DSV announces strong Q1 results


DSV reports a strong Q1 result with growth and high productivity across all three divisions. Supported by the integration of GIL, gross profit grew 61% in Q1 2022 while EBIT before special items more than doubled compared to the same period last year. This success continues a strong period for the company, off the back of record 2021 financial results.

The challenging and volatile market conditions in the global supply chains continue in 2022 and are especially impacted by the conflict in Ukraine and new COVID-19 lockdowns in China. DSV is aiming to continue finding solutions for customers across all transport modes.

The performance in the Solutions division was strong in Q1. The division’s EBIT growth of close to 200%, driven by strong gross profit growth and cost discipline, confirms the long-term strategy of consolidation into large, multi-client campuses and continued investments in warehouse automation. Additionally, the GIL integration contributed strongly to the division’s result.

The Air & Sea division reported an EBIT growth of 109%, while the Road division worked through the disruptive market conditions with 24% EBIT growth compared to the same period last year.

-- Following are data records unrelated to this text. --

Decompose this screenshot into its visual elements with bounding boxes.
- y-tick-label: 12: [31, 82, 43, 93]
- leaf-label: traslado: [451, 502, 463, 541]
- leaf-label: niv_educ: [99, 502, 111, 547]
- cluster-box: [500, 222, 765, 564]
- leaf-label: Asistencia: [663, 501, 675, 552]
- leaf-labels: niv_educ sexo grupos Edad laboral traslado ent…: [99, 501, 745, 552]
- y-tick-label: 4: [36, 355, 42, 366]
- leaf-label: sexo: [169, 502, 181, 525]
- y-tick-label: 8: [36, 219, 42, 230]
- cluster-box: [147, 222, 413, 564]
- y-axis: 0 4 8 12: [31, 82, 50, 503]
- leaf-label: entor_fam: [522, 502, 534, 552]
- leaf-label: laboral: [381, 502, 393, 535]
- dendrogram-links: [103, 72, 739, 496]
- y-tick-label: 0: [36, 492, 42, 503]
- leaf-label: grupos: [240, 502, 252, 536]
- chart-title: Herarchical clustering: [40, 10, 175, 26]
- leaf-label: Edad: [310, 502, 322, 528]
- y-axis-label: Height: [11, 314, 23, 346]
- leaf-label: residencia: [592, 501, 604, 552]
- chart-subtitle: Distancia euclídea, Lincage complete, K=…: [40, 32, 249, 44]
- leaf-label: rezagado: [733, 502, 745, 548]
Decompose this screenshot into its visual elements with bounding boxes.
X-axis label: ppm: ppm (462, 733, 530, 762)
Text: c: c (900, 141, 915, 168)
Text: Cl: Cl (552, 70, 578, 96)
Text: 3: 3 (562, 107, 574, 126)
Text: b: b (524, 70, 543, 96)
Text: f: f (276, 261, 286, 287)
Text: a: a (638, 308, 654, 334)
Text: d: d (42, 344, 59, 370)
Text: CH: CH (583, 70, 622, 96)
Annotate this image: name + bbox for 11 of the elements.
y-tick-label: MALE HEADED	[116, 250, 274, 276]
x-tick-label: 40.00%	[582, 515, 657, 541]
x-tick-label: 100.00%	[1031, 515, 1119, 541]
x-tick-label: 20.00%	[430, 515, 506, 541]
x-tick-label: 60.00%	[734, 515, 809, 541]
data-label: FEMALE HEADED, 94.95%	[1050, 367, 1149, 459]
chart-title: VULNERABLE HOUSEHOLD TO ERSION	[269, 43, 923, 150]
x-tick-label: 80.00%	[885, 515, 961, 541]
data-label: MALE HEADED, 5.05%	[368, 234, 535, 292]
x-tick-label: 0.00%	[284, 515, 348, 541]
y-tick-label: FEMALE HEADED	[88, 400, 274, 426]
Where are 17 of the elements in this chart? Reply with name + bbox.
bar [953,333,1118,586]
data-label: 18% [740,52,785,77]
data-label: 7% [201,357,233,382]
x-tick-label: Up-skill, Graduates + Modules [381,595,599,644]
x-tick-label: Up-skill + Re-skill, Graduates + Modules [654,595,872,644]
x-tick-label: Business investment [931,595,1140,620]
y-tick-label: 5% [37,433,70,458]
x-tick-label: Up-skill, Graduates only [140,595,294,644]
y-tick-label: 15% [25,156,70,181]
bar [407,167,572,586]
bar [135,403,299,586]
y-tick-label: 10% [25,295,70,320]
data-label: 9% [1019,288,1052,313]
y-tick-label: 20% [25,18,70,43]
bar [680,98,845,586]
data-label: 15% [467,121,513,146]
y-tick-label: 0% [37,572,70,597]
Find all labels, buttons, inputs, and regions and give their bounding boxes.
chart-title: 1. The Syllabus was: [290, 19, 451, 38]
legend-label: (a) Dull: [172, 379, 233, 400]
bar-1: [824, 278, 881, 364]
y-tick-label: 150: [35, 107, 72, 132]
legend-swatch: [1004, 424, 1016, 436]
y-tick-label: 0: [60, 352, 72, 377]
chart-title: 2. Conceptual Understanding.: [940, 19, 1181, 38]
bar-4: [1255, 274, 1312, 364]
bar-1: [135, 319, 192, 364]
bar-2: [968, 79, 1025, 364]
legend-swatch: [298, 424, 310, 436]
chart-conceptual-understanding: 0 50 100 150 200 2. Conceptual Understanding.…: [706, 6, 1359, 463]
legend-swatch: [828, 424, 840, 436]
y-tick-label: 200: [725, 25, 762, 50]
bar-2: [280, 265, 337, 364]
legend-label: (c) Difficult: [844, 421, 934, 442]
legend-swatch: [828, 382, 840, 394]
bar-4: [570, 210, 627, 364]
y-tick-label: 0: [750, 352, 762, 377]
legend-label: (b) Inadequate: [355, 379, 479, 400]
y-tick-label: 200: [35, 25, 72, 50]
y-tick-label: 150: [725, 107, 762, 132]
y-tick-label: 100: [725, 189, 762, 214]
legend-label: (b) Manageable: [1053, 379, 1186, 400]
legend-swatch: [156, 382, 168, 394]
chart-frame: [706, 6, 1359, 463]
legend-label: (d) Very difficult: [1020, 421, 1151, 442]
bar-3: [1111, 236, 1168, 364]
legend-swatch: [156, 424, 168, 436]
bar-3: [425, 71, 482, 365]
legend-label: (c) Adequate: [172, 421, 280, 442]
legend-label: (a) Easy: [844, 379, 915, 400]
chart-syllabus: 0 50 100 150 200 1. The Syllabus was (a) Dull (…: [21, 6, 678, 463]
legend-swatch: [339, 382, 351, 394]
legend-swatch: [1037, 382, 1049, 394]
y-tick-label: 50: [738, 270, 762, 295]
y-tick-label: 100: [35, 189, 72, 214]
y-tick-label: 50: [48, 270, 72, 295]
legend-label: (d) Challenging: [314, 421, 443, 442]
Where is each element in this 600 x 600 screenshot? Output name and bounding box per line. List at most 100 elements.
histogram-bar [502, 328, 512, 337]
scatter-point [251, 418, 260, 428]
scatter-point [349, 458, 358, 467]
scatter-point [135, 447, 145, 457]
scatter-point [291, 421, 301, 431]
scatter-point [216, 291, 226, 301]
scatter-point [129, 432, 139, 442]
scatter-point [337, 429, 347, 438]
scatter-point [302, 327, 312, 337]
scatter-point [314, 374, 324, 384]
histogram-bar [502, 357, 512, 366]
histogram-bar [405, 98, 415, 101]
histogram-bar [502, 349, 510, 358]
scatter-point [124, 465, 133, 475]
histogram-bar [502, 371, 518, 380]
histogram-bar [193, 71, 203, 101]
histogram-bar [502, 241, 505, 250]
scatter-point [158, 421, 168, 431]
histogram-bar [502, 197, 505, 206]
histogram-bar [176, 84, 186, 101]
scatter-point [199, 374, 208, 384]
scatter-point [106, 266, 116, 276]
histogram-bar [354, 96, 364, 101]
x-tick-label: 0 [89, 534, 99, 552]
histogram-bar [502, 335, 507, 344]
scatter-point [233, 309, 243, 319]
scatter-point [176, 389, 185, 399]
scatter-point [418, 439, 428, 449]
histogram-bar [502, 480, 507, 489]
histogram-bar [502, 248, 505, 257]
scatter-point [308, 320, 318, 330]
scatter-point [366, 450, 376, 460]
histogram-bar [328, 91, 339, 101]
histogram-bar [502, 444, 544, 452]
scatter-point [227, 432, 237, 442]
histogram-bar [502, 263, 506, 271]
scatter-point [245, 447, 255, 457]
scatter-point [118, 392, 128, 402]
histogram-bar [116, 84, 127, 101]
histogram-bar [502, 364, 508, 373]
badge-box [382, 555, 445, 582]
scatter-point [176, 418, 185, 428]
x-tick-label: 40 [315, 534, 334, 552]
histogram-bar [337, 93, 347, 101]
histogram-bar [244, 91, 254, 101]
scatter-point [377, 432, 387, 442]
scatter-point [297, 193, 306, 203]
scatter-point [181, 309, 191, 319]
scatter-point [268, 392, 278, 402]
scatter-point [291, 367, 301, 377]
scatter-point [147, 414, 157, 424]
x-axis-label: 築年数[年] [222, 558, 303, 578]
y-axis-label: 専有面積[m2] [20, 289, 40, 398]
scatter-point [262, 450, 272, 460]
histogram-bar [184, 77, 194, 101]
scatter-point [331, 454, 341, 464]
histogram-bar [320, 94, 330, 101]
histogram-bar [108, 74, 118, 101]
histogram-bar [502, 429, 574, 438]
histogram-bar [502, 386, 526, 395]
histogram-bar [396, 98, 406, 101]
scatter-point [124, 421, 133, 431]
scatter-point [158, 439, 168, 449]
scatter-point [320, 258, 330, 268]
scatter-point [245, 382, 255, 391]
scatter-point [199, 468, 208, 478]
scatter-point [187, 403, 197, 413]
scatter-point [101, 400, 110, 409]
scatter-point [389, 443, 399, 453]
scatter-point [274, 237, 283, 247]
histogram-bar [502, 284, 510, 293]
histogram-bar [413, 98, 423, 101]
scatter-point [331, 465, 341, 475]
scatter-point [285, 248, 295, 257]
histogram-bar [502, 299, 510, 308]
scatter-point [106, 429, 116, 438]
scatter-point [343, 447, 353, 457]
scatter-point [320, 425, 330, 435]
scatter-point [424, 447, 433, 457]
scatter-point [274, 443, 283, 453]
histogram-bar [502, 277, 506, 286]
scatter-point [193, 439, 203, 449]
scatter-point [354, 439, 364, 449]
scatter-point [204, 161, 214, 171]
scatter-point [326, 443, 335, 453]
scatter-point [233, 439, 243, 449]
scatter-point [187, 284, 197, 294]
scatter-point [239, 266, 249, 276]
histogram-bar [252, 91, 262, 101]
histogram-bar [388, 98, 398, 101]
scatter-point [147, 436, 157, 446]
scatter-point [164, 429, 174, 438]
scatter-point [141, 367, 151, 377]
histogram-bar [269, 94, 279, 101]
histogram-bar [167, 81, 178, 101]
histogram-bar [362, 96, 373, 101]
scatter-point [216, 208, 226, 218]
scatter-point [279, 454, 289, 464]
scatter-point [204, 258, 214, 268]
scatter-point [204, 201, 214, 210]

The Group achieved a gross profit of DKK 12.88bn for the first three months of 2022, compared to DKK 7.79bn for the same period last year. The strong increase was driven by the addition of GIL business and growth in all divisions – especially the Air & Sea and Solutions divisions. EBIT before special items for the first three months of 2022 came to DKK 6.49bn, compared to DKK 3.07bn for the same period last year. For the rolling 12-month period ended 31 March 2022, the Group achieved an 80% increase in diluted adjusted earnings per share.

The acquisition of Agility’s Global Integrated Logistics business (GIL) was closed in August 2021. The integration of GIL is progressing according to plan, and final completion is expected in Q3 2022. In line with previous announcements, GIL is expected to contribute with at least DKK 3bn to the combined EBIT before special items on an annual basis. Around 85% of the EBIT contribution is expected to impact the income statement in 2022, and DSV expects full-year impact in 2023.

Uncertainty related to the global economy has increased in recent months; however, DSV expects that the continued disruptions of global supply chains will support a high demand for DSV-services. Based on the strong performance in Q1 2022 and expectations for the remainder of the year, DSV hopes by the end of 2022, EBIT before special items will be in the range of DKK 21-23bn (previously DKK 18-20bn).

Information on Ukraine and Russia

As part of the global network, DSV has subsidiaries in Ukraine, Russia and Belarus. The combined revenue in the three countries represents less than 1% of the Group’s revenue and therefore no material direct impact on the financial results or financial position of Group is expected.

Activities in Ukraine were temporarily suspended when the crisis started. A small part of the operation is up and running again to support humanitarian shipments and other activities.

The situation has led to a stop of DSV shipments to and from Russia, with the exception of medical and humanitarian supplies. DSV is in the process of divesting its activities in Russia.

The situation in Ukraine and the sanctions imposed in response by the EU, US, UK and others against Russia have impacted the transport markets in several areas. The closure of Russian airspace has reduced available air freight capacity between Asia and Europe due to longer flight time and sanctions against Russian airlines. In Europe, the decision by many Ukrainian truck drivers to return to their home country has contributed to further capacity tightness for road freight. In both cases, DSV has been able to find capacity and alternative solutions for the customers.